You Don’t Know Squat

When your tailbone tucks, this clearly shows how TIGHT your hips have become! If you can’t sit back without tucking, it means that your hips are so stiff, they are preventing natural activity of the pelvic floor and gluteal muscle groups. Do this a few times a day until you can get back with your tailbone up.
You may also see how we are getting the body in the same position as a deeper squat without the loads. It is better to improve range of motion before you throw all your body weight onto tight joints.
Other fun squatting tips…
If your tailbone is tucking when you sit back, it means that instead of peeing (or other things) in a downward motion, you are actually doing them in a forward motion. So that’s why you pee all over your shoes. Maybe you shouldn’t joint the barefoot movement until you’ve mastered the squattingone. Just sayin’.
Now that you’ve been sitting back, it’s time to make your feet move into their squatting position. Tuck your toes under and try to get your feet perpendicular to the ground.

Spend some time stretching your feet while sitting back (aaaaand lifting your tailbone!)
Now it’s time to start bearing your body weight.

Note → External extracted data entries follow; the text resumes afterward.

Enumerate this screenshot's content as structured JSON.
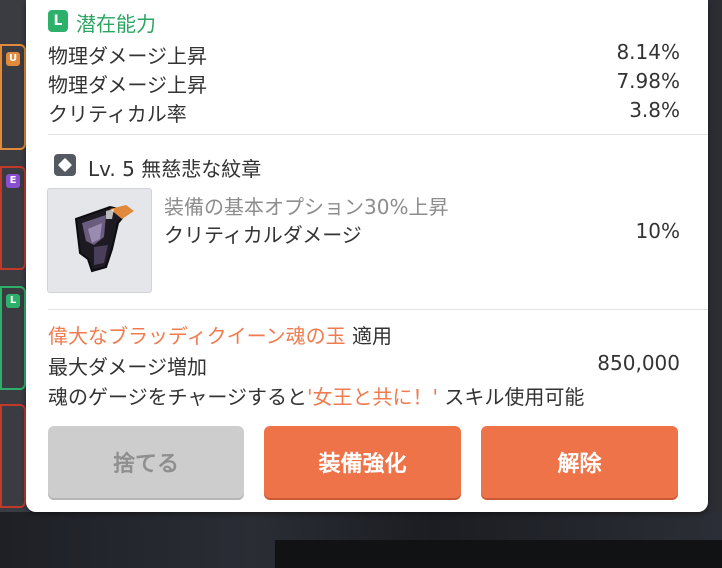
{
  "background_tabs": [
    {
      "letter": "U",
      "color": "#e08a3a"
    },
    {
      "letter": "E",
      "color": "#8a4fd0"
    },
    {
      "letter": "L",
      "color": "#2db06a"
    }
  ],
  "potential": {
    "badge": "L",
    "title": "潜在能力",
    "lines": [
      {
        "label": "物理ダメージ上昇",
        "value": "8.14%"
      },
      {
        "label": "物理ダメージ上昇",
        "value": "7.98%"
      },
      {
        "label": "クリティカル率",
        "value": "3.8%"
      }
    ]
  },
  "emblem": {
    "title": "Lv. 5 無慈悲な紋章",
    "option_text": "装備の基本オプション30%上昇",
    "stat_label": "クリティカルダメージ",
    "stat_value": "10%"
  },
  "soul": {
    "name": "偉大なブラッディクイーン魂の玉",
    "apply": " 適用",
    "stat_label": "最大ダメージ増加",
    "stat_value": "850,000",
    "desc_prefix": "魂のゲージをチャージすると",
    "desc_quote": "'女王と共に！'",
    "desc_suffix": " スキル使用可能"
  },
  "buttons": {
    "discard": "捨てる",
    "enhance": "装備強化",
    "release": "解除"
  },
  "colors": {
    "accent": "#ef7349",
    "potential_green": "#2aa562",
    "soul_orange": "#ef7b4f"
  }
}
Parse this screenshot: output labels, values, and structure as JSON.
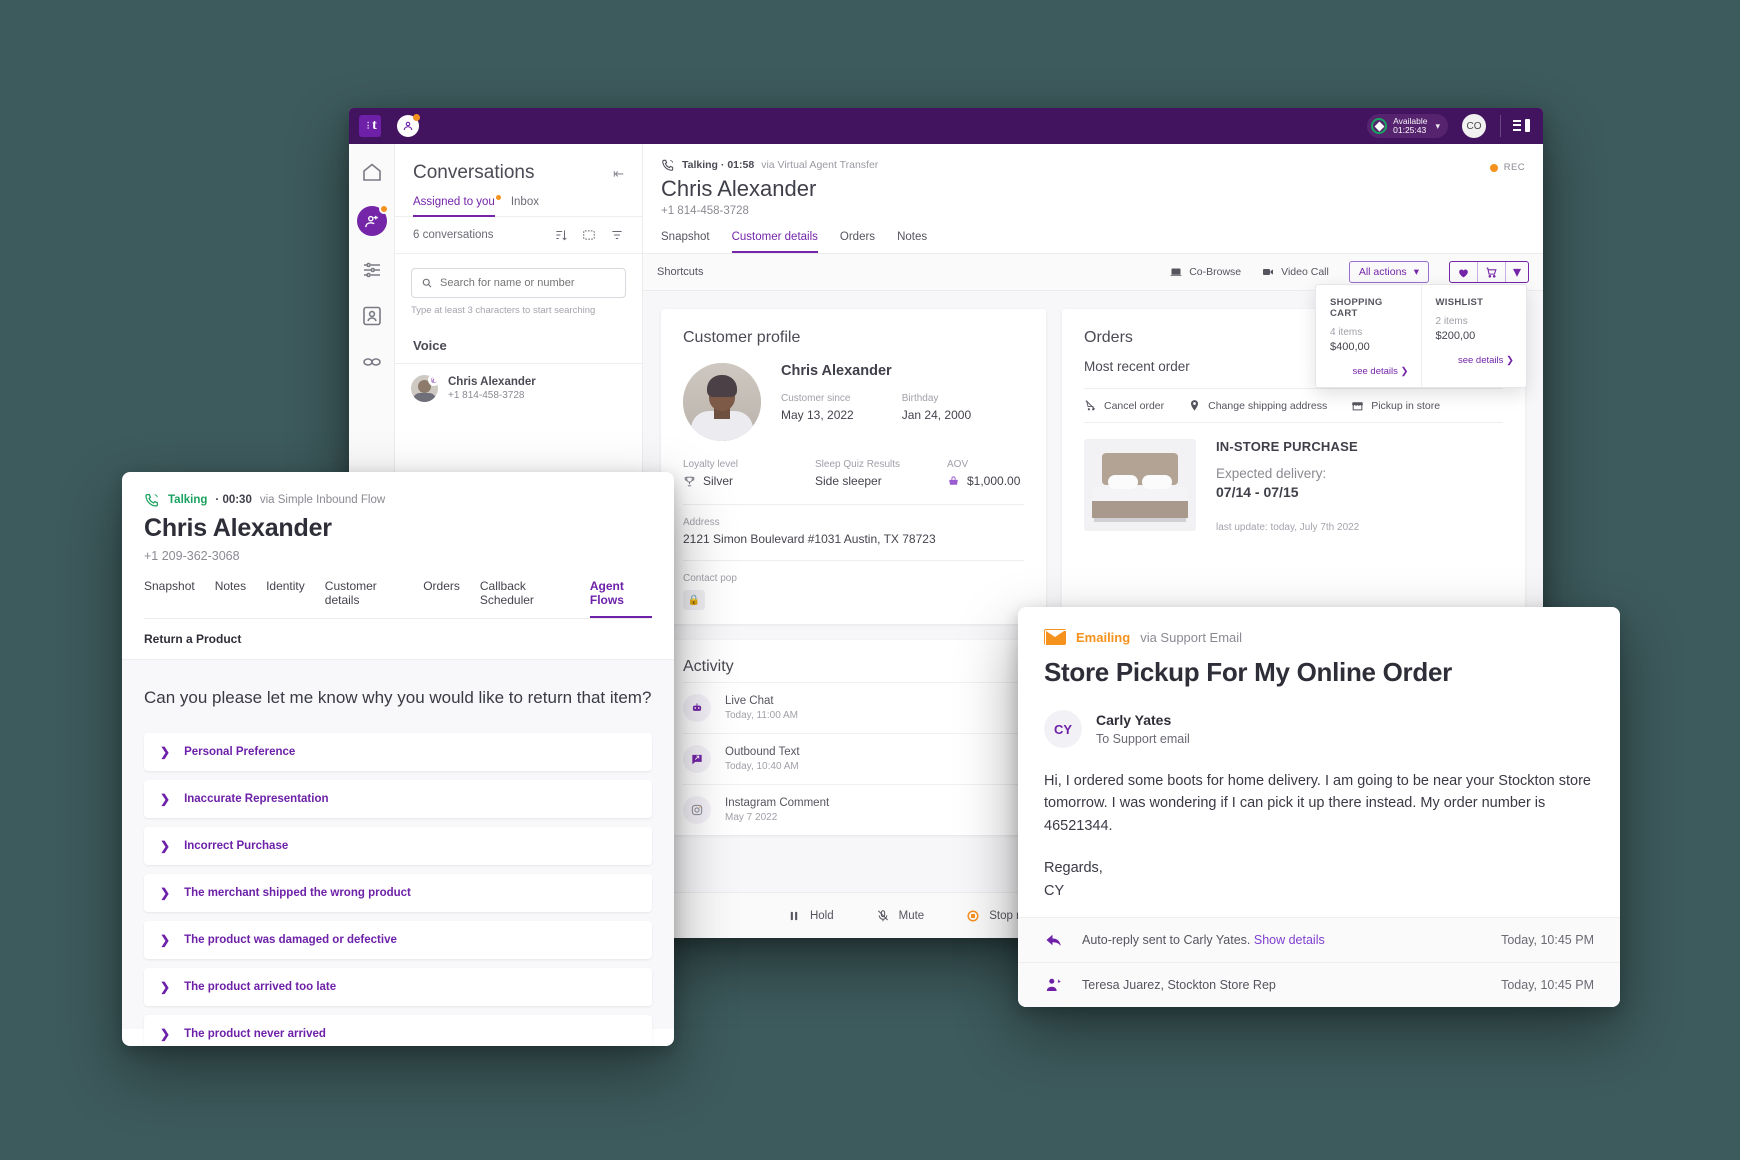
{
  "app": {
    "logo_letter": "t",
    "status": {
      "label": "Available",
      "timer": "01:25:43"
    },
    "user_initials": "CO"
  },
  "conversations": {
    "title": "Conversations",
    "tabs": [
      {
        "label": "Assigned to you",
        "active": true,
        "dot": true
      },
      {
        "label": "Inbox",
        "active": false,
        "dot": false
      }
    ],
    "count_label": "6 conversations",
    "search": {
      "placeholder": "Search for name or number",
      "value": ""
    },
    "search_hint": "Type at least 3 characters to start searching",
    "section_label": "Voice",
    "items": [
      {
        "name": "Chris Alexander",
        "number": "+1 814-458-3728"
      }
    ]
  },
  "main": {
    "status_label": "Talking",
    "duration": "01:58",
    "via": "via Virtual Agent Transfer",
    "customer_name": "Chris Alexander",
    "customer_number": "+1 814-458-3728",
    "rec_label": "REC",
    "tabs": [
      {
        "label": "Snapshot",
        "active": false
      },
      {
        "label": "Customer details",
        "active": true
      },
      {
        "label": "Orders",
        "active": false
      },
      {
        "label": "Notes",
        "active": false
      }
    ],
    "shortcuts_label": "Shortcuts",
    "shortcut_actions": [
      {
        "label": "Co-Browse",
        "icon": "co-browse-icon"
      },
      {
        "label": "Video Call",
        "icon": "video-call-icon"
      }
    ],
    "all_actions_label": "All actions",
    "cart_dropdown": [
      {
        "title": "SHOPPING CART",
        "items": "4 items",
        "amount": "$400,00",
        "link": "see details"
      },
      {
        "title": "WISHLIST",
        "items": "2 items",
        "amount": "$200,00",
        "link": "see details"
      }
    ]
  },
  "profile": {
    "card_title": "Customer profile",
    "name": "Chris Alexander",
    "fields": [
      {
        "label": "Customer since",
        "value": "May 13, 2022"
      },
      {
        "label": "Birthday",
        "value": "Jan 24, 2000"
      },
      {
        "label": "Loyalty level",
        "value": "Silver",
        "icon": "trophy-icon"
      },
      {
        "label": "Sleep Quiz Results",
        "value": "Side sleeper"
      },
      {
        "label": "AOV",
        "value": "$1,000.00",
        "icon": "basket-icon"
      }
    ],
    "address_label": "Address",
    "address": "2121 Simon Boulevard #1031 Austin, TX 78723",
    "contact_label": "Contact pop"
  },
  "orders": {
    "card_title": "Orders",
    "sub_title": "Most recent order",
    "actions": [
      {
        "label": "Cancel order",
        "icon": "cancel-cart-icon"
      },
      {
        "label": "Change shipping address",
        "icon": "location-pin-icon"
      },
      {
        "label": "Pickup in store",
        "icon": "store-icon"
      }
    ],
    "kind": "IN-STORE PURCHASE",
    "expected_label": "Expected delivery:",
    "expected_value": "07/14 - 07/15",
    "last_update": "last update: today, July 7th 2022"
  },
  "activity": {
    "card_title": "Activity",
    "items": [
      {
        "title": "Live Chat",
        "time": "Today, 11:00 AM",
        "icon": "chat-bot-icon"
      },
      {
        "title": "Outbound Text",
        "time": "Today, 10:40 AM",
        "icon": "outbound-message-icon"
      },
      {
        "title": "Instagram Comment",
        "time": "May 7 2022",
        "icon": "instagram-icon"
      }
    ]
  },
  "callbar": [
    {
      "label": "Hold",
      "icon": "pause-icon"
    },
    {
      "label": "Mute",
      "icon": "mic-off-icon"
    },
    {
      "label": "Stop recording",
      "icon": "stop-recording-icon"
    }
  ],
  "agent_flow": {
    "status_label": "Talking",
    "duration": "00:30",
    "via": "via Simple Inbound Flow",
    "customer_name": "Chris Alexander",
    "customer_number": "+1 209-362-3068",
    "tabs": [
      {
        "label": "Snapshot",
        "active": false
      },
      {
        "label": "Notes",
        "active": false
      },
      {
        "label": "Identity",
        "active": false
      },
      {
        "label": "Customer details",
        "active": false
      },
      {
        "label": "Orders",
        "active": false
      },
      {
        "label": "Callback Scheduler",
        "active": false
      },
      {
        "label": "Agent Flows",
        "active": true
      }
    ],
    "flow_name": "Return a Product",
    "question": "Can you please let me know why you would like to return that item?",
    "options": [
      "Personal Preference",
      "Inaccurate Representation",
      "Incorrect Purchase",
      "The merchant shipped the wrong product",
      "The product was damaged or defective",
      "The product arrived too late",
      "The product never arrived"
    ]
  },
  "email": {
    "status_label": "Emailing",
    "via": "via Support Email",
    "subject": "Store Pickup For My Online Order",
    "sender_initials": "CY",
    "sender_name": "Carly Yates",
    "sender_to": "To Support email",
    "body": "Hi,  I ordered some boots for home delivery. I am going to be near your Stockton store tomorrow. I was wondering if I can pick it up there instead. My order number is 46521344.",
    "sign_off": "Regards,",
    "sign_name": "CY",
    "footer": [
      {
        "text": "Auto-reply sent to Carly Yates.",
        "link": "Show details",
        "time": "Today, 10:45 PM",
        "icon": "reply-icon"
      },
      {
        "text": "Teresa Juarez, Stockton Store Rep",
        "link": "",
        "time": "Today, 10:45 PM",
        "icon": "agent-assign-icon"
      }
    ]
  }
}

The strength needed in a squat is not only getting down and lifting up, but also the strength in the lower legs to stabilize the ankles. Your lower leg muscles will usually fatigue first! To keep squats safer for your knees and hips, you should keep the alignment of the lower leg and feet. The feet should point forward, they should be placed just slightly wider than the pelvis, and the knees should not be wider or more narrow that the feet.
When you first squat, super tight quads and psoas can increase the pressure in the knees. In addition to the squat-prep exercises, give yourself additional joint space by placing the rolled yoga mat behind the knees.